Na Younga to ja już nie mam siły. Też biegnie kilka metrów, zatrzymuje się i rozciąga grę do środka. O wrzutkach nawet nie wspominam.
Zamiast dać szanse naszym świetnym, dobrze zapowiadającym się młodziakom, to nie, lepiej szlifować rekordzik Giggsa. Walijczyk jeszcze chyba sobie pogra, bo w końcu strzelał bramkę w każdym sezonie PL, to teraz ma nie strzelić?
Do wyjebania: Young, Cleverley, Valencia, Giggs. Dla przykładu dołożyłbym tu jeszcze Andersona i Smallinga, ale po naszych ruchach transferowych, to strach ich ruszać.
//Zapomniałbym.
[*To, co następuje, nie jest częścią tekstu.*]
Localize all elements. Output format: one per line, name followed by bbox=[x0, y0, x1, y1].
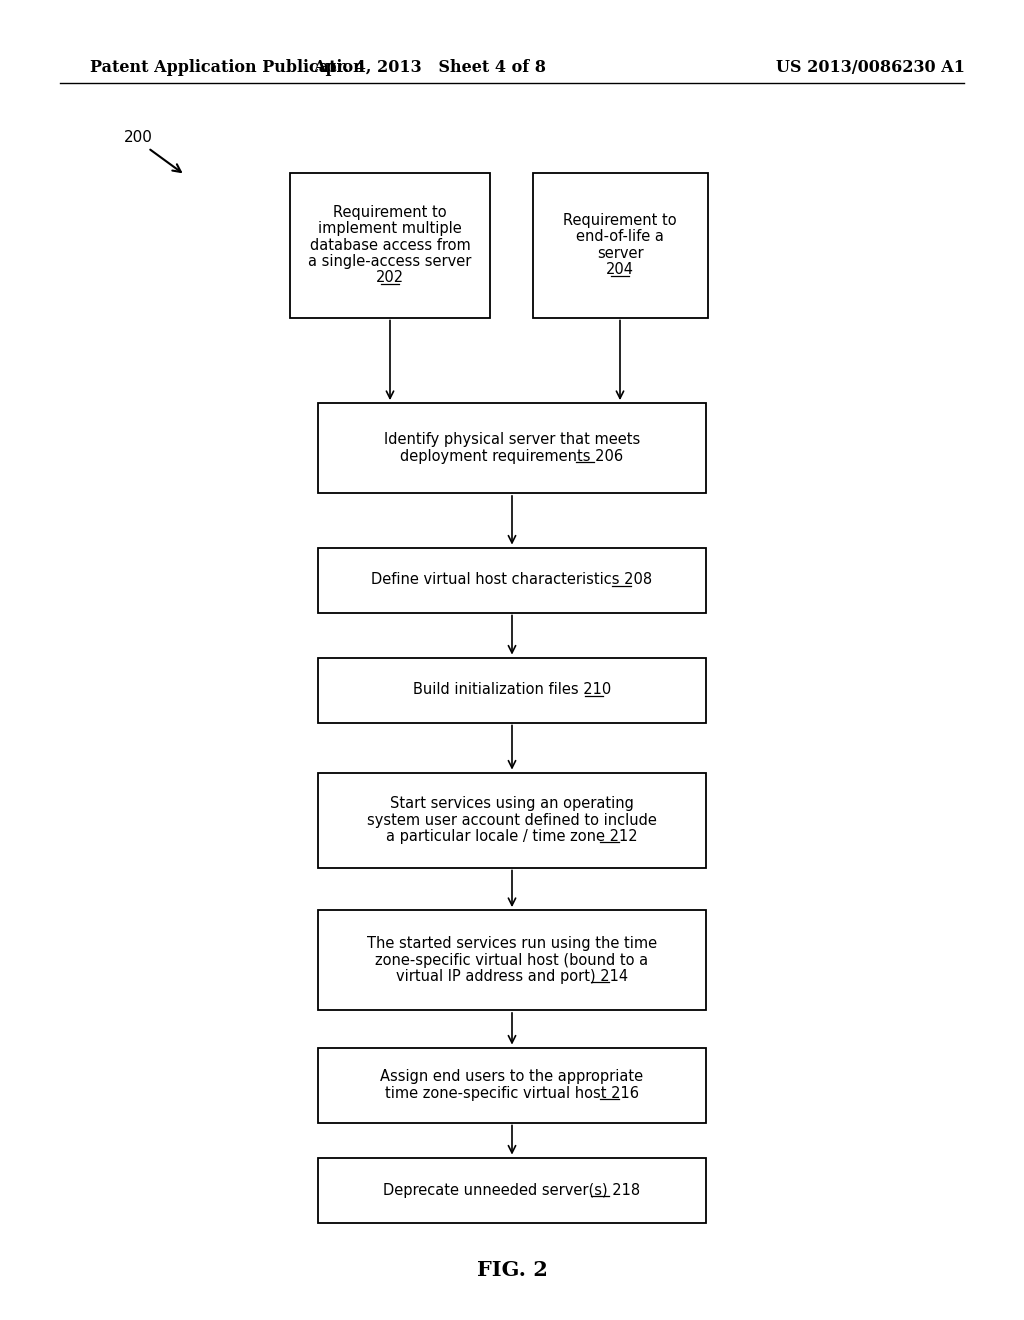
Text: Start services using an operating: Start services using an operating bbox=[390, 796, 634, 812]
Text: Deprecate unneeded server(s) 218: Deprecate unneeded server(s) 218 bbox=[383, 1183, 641, 1197]
Text: a single-access server: a single-access server bbox=[308, 253, 472, 269]
Text: server: server bbox=[597, 246, 643, 260]
Bar bbox=[318, 657, 706, 722]
Text: end-of-life a: end-of-life a bbox=[577, 230, 664, 244]
Bar bbox=[318, 403, 706, 492]
Text: implement multiple: implement multiple bbox=[318, 222, 462, 236]
Text: Apr. 4, 2013   Sheet 4 of 8: Apr. 4, 2013 Sheet 4 of 8 bbox=[313, 59, 547, 77]
Text: Define virtual host characteristics 208: Define virtual host characteristics 208 bbox=[372, 573, 652, 587]
Text: a particular locale / time zone 212: a particular locale / time zone 212 bbox=[386, 829, 638, 843]
Text: US 2013/0086230 A1: US 2013/0086230 A1 bbox=[775, 59, 965, 77]
Text: time zone-specific virtual host 216: time zone-specific virtual host 216 bbox=[385, 1085, 639, 1101]
Text: FIG. 2: FIG. 2 bbox=[476, 1261, 548, 1280]
Text: The started services run using the time: The started services run using the time bbox=[367, 936, 657, 952]
Text: 204: 204 bbox=[606, 261, 634, 277]
Text: deployment requirements 206: deployment requirements 206 bbox=[400, 449, 624, 463]
Text: Patent Application Publication: Patent Application Publication bbox=[90, 59, 365, 77]
Text: Requirement to: Requirement to bbox=[333, 205, 446, 220]
Text: 200: 200 bbox=[124, 131, 153, 145]
Text: 202: 202 bbox=[376, 271, 404, 285]
Bar bbox=[318, 548, 706, 612]
Bar bbox=[532, 173, 708, 318]
Text: Identify physical server that meets: Identify physical server that meets bbox=[384, 433, 640, 447]
Text: Requirement to: Requirement to bbox=[563, 213, 677, 228]
Text: Assign end users to the appropriate: Assign end users to the appropriate bbox=[381, 1069, 643, 1084]
Text: Build initialization files 210: Build initialization files 210 bbox=[413, 682, 611, 697]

Po co spróbować grać Kagawą jako ŚP, lepiej wsadzać tam naszego młodego, perspektywicznego, rozwijającego się, młodego Toma Cleverleya. Do zakupu w tym roku była masa świetnych zawodników, no, ale w końcu taki Eriksen to jest bardziej ofensywny pomocnik, więc nie... oddajmy go za grosze do rywali.